Et si elle collectionnait des cœurs ex-voto ?


Et si elle séduisait pour maintenir à distance ?


Et si elle maintenait à distance pour protéger l’autre de sa propre fatalité ?


Et si elle cherchait à plaire à tout le monde pour se préserver, pour neutraliser l’ennemi ?

Et si elle quêtait dans le monde entier une reconnaissance qui ne lui suffirait jamais ?


Et si elle était vierge comme Marie, maternelle et protectrice comme l’Opium Queen de mon roman éponyme, pure et fraîche comme l’enfant qui vient de naître, mal à l’aise dans le monde des grands, distante comme une strip-teaseuse de chez Madame Jojo posant la tête sur mon épaule pour réclamer une présence sincère ?


Le fan aime d’Amanda Lear le personnage qu’elle a construit pour son adoration, à la fois généreux et lointain. Pas envie de se perdre. L’amant meurt rapidement : on est fatale ou pas. L’amoureux fou tente de comprendre sans peser. Il se débat pour un regard, mais ne sait pas toujours voir le geste affectueux de la divine. Amanda Lear est un modèle d’âme japonaise. L’essentiel n’est pas dit. Le seul langage possible est celui des gestes, des preuves sans promesses, parce que les promesses ont perdu toutes leurs valeurs et qu’on est toujours seul sur terre à tenter de se sauver.
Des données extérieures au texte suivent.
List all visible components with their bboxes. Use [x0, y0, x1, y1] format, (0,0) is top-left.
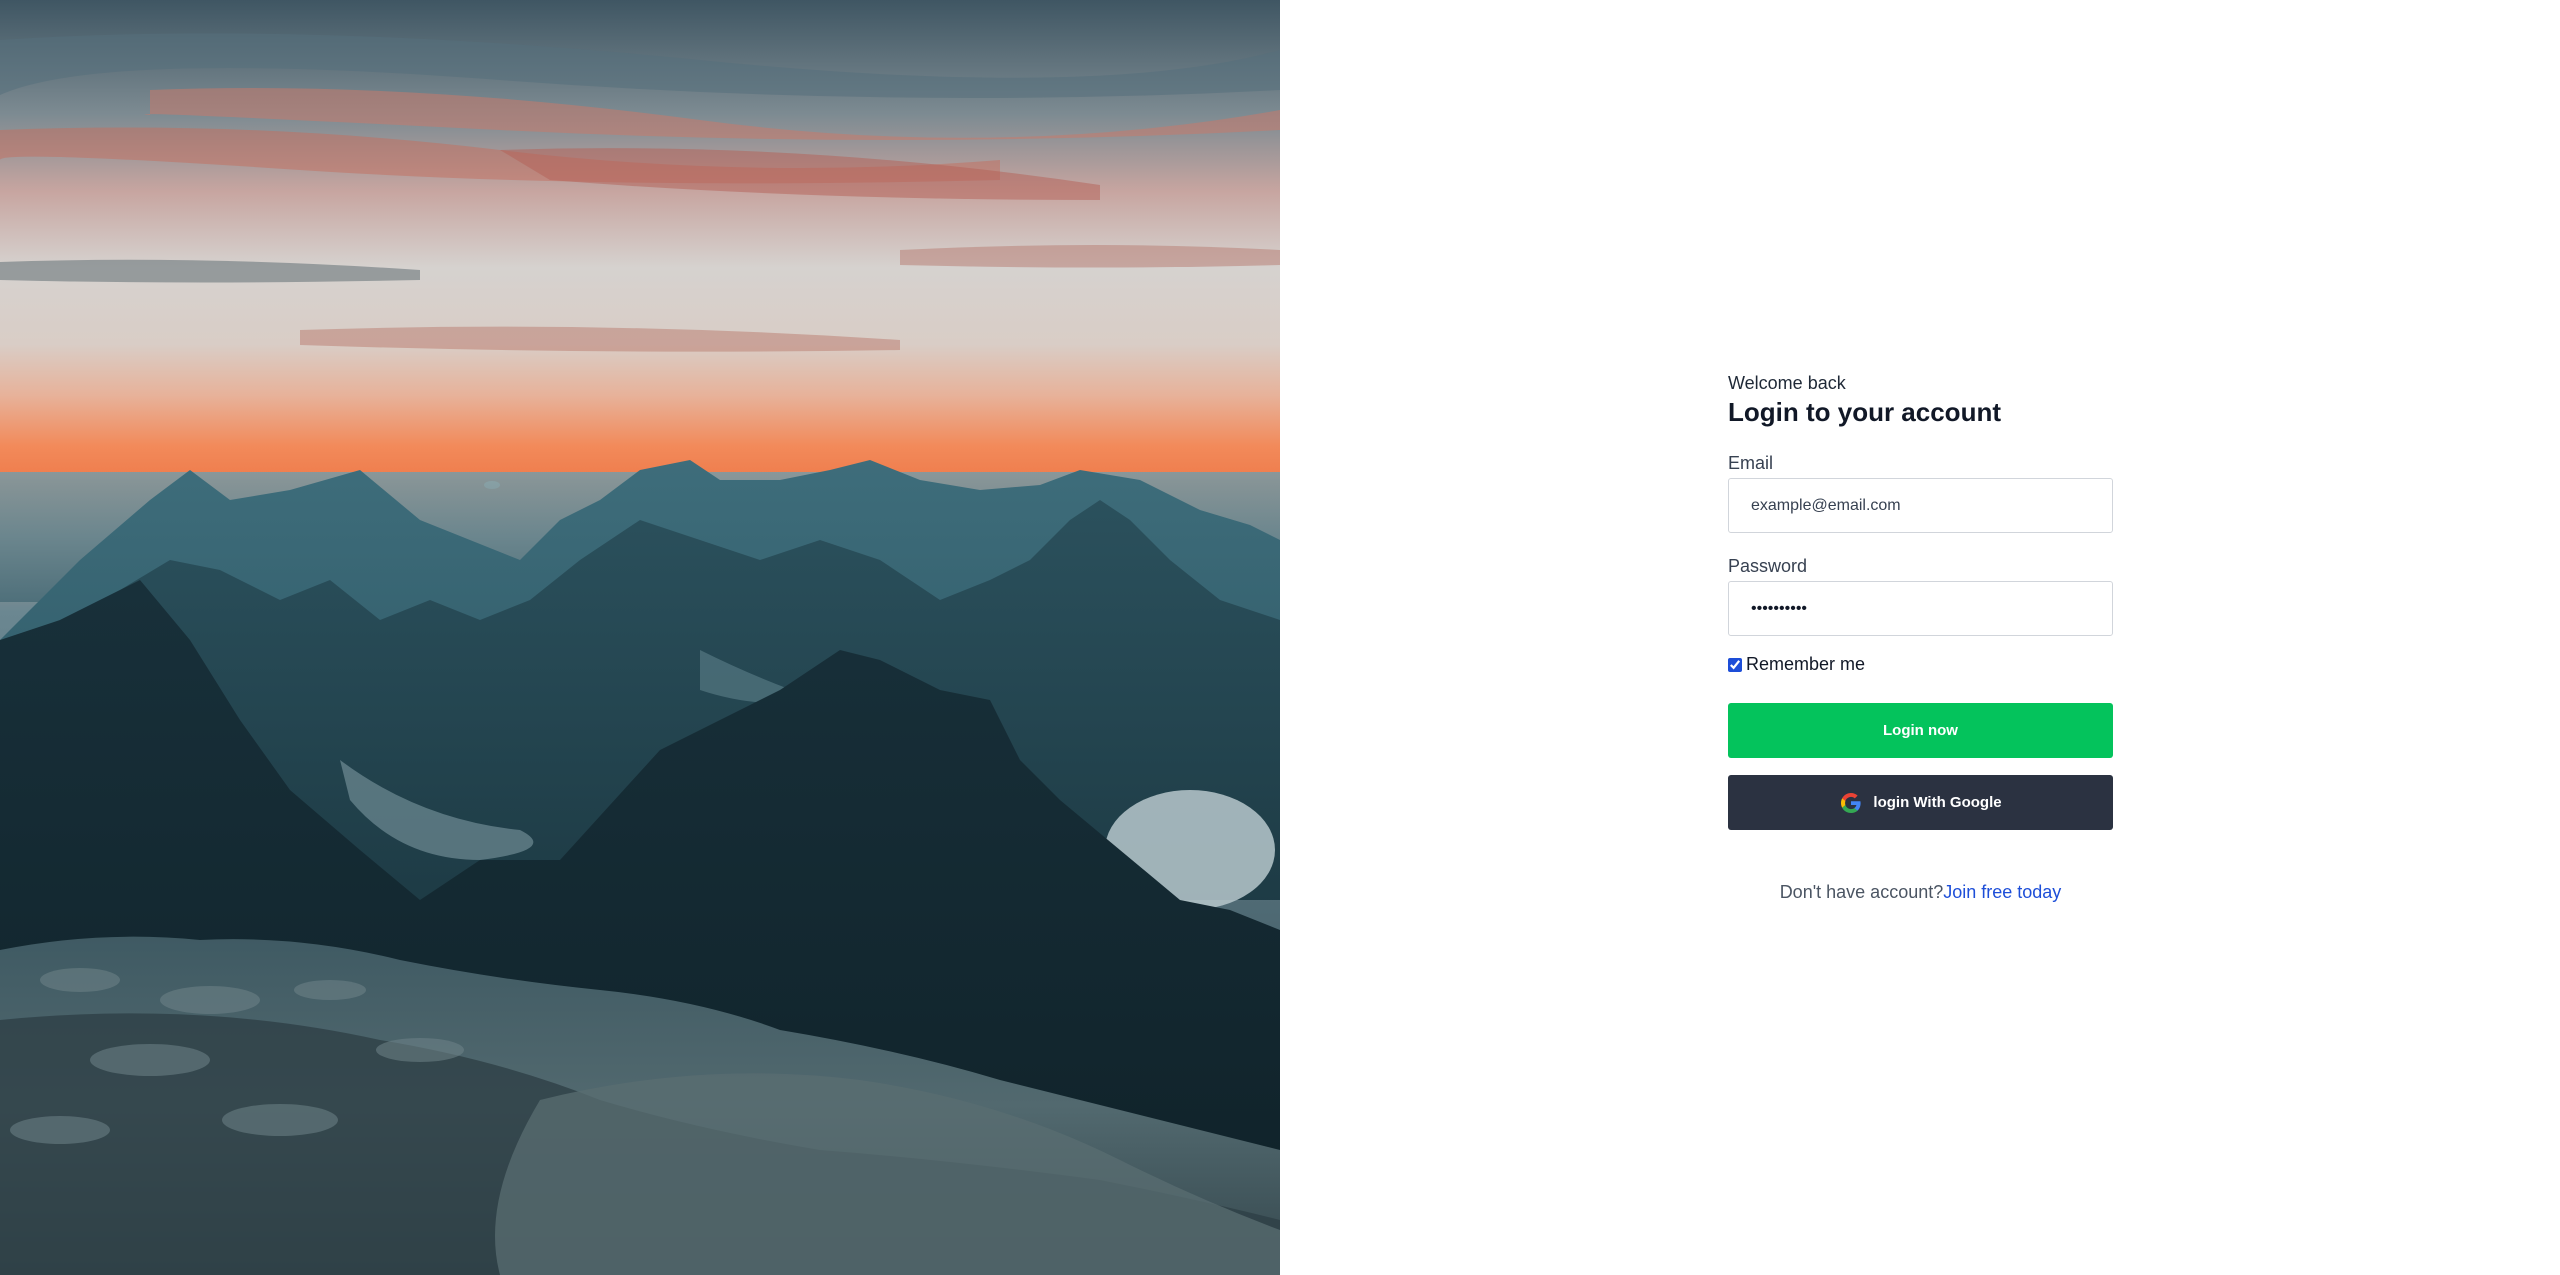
remember-me-checkbox[interactable]: [1728, 657, 1742, 672]
join-free-link[interactable]: Join free today: [1943, 882, 2061, 902]
password-label: Password: [1728, 556, 1808, 576]
login-panel: Welcome back Login to your account Email…: [1280, 0, 2560, 1275]
remember-me-label: Remember me: [1746, 654, 1866, 674]
signup-prompt-text: Don't have account?: [1779, 882, 1944, 902]
password-field[interactable]: [1728, 581, 2113, 636]
google-login-button[interactable]: login With Google: [1728, 775, 2113, 830]
email-field[interactable]: [1728, 478, 2113, 533]
signup-prompt: Don't have account?Join free today: [1728, 882, 2113, 903]
hero-image: [0, 0, 1280, 1275]
login-button[interactable]: Login now: [1728, 703, 2113, 758]
email-label: Email: [1728, 453, 1774, 473]
google-button-label: login With Google: [1873, 794, 2002, 811]
welcome-text: Welcome back: [1728, 373, 1846, 393]
mountain-sunset-photo: [0, 0, 1280, 1275]
login-form: Welcome back Login to your account Email…: [1728, 372, 2113, 903]
page-title: Login to your account: [1728, 397, 2001, 427]
google-icon: [1839, 791, 1863, 815]
login-page: Welcome back Login to your account Email…: [0, 0, 2560, 1275]
remember-me[interactable]: Remember me: [1728, 654, 2113, 675]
Le plus intéressant chez Amanda, ce sont ses silences. Ils sont rares. Elle les prodigue peu aux inconnus. Ils peuvent être de colère. C’est dire qu’ils sont courts. La colère est furtive chez Amanda. Elle se l’interdit parce qu’elle en a peur. Elle la transforme vite en tristesse, ne sait faire du mal qu’à elle-même. La colère ne lui a pas été autorisée. Il y a aussi des silences d’abandon. Vite voilés. Mais ses silences sont les moments les plus précieux que l’on espère gagner chez elle. Ceux d’une âme au repos, apaisée. Qui n’attend plus rien. Qui se contente d’être.
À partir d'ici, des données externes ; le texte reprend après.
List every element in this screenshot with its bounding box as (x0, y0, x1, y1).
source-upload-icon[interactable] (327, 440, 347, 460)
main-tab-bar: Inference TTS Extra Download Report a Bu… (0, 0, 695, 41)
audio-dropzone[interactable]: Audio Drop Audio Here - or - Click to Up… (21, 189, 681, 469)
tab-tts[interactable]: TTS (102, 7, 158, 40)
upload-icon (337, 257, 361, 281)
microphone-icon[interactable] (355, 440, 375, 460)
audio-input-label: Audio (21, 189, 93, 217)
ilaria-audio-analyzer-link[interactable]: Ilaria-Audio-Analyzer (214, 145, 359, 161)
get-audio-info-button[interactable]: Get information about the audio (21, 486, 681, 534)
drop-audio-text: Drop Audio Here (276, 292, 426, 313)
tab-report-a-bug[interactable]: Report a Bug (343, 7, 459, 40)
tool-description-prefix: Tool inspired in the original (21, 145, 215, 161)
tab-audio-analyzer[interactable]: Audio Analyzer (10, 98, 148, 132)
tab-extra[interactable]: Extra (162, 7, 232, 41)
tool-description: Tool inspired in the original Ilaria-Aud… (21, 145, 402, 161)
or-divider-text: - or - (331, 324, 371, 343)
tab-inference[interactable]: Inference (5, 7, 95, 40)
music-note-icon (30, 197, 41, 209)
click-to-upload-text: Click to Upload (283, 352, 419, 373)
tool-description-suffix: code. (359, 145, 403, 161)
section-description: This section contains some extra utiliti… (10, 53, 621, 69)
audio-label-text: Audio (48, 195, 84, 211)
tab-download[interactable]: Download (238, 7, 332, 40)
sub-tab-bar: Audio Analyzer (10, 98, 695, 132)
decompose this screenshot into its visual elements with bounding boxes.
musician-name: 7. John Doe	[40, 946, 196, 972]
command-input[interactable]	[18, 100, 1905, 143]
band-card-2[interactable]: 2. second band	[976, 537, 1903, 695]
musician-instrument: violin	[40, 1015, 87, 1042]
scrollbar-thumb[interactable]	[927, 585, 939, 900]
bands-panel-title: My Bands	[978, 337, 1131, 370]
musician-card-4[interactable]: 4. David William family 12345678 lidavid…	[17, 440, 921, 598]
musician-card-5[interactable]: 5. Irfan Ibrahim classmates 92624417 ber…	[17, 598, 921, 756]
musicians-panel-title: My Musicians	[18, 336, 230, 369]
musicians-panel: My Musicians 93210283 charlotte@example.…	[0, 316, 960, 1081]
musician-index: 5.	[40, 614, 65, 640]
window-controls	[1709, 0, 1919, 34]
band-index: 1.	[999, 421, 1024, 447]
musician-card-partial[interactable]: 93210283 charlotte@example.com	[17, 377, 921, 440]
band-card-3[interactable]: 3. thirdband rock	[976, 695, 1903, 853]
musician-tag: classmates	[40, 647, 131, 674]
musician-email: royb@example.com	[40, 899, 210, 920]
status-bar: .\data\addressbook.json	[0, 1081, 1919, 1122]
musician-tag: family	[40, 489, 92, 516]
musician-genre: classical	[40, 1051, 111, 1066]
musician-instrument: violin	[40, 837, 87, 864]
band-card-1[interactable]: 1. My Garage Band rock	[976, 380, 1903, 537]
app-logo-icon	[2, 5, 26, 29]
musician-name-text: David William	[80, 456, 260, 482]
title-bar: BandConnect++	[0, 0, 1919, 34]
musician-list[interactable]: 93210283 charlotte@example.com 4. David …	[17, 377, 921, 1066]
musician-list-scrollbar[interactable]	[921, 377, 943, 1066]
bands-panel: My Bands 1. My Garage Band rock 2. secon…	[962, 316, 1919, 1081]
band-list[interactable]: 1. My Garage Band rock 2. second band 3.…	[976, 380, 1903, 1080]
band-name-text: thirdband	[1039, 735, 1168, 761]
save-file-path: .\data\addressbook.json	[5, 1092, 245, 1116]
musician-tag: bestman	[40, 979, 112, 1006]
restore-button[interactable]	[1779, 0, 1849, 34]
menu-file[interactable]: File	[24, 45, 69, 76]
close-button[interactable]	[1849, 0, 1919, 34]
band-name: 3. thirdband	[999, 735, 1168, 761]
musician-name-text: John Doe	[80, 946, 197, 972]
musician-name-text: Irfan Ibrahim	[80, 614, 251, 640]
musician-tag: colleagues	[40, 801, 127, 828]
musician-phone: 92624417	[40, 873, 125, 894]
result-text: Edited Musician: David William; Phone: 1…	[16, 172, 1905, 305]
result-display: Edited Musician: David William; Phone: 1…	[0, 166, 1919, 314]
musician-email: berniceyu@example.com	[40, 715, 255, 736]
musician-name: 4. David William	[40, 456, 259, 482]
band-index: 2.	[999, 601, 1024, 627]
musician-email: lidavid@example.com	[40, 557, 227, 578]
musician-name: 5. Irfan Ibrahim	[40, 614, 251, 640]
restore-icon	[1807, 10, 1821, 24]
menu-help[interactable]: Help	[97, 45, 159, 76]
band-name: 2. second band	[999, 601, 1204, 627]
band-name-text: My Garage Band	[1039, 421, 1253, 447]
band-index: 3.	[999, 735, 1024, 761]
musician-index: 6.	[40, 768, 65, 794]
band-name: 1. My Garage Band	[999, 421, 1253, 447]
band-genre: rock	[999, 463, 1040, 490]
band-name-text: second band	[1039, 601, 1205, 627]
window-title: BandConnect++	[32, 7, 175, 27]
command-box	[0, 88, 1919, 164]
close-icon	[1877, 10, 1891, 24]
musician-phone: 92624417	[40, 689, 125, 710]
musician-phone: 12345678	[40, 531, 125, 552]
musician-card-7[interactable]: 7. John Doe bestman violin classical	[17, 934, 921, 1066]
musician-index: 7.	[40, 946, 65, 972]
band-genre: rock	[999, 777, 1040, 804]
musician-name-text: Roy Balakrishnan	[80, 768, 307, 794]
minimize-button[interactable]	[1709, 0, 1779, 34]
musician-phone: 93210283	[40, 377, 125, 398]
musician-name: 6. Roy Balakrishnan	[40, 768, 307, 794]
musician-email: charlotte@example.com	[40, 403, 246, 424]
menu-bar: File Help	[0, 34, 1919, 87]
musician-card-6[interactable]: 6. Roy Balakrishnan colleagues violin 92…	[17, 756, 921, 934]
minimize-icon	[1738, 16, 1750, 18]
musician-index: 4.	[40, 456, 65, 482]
Amanda parle pour faire taire qui hurle au fond d’elle. Cette femme qui est un symbole de vie est habitée par la mort. Comme le poète, après la disparition de Radiguet, s’asseyait à la nuit tombée sur le port de Villefranche et regardait le phare du Cap-Ferrat éclairer la rade par intermittence, voyant à peine les pêcheurs le saluer dans un monde déjà devenu pour lui un inaccessible au-delà.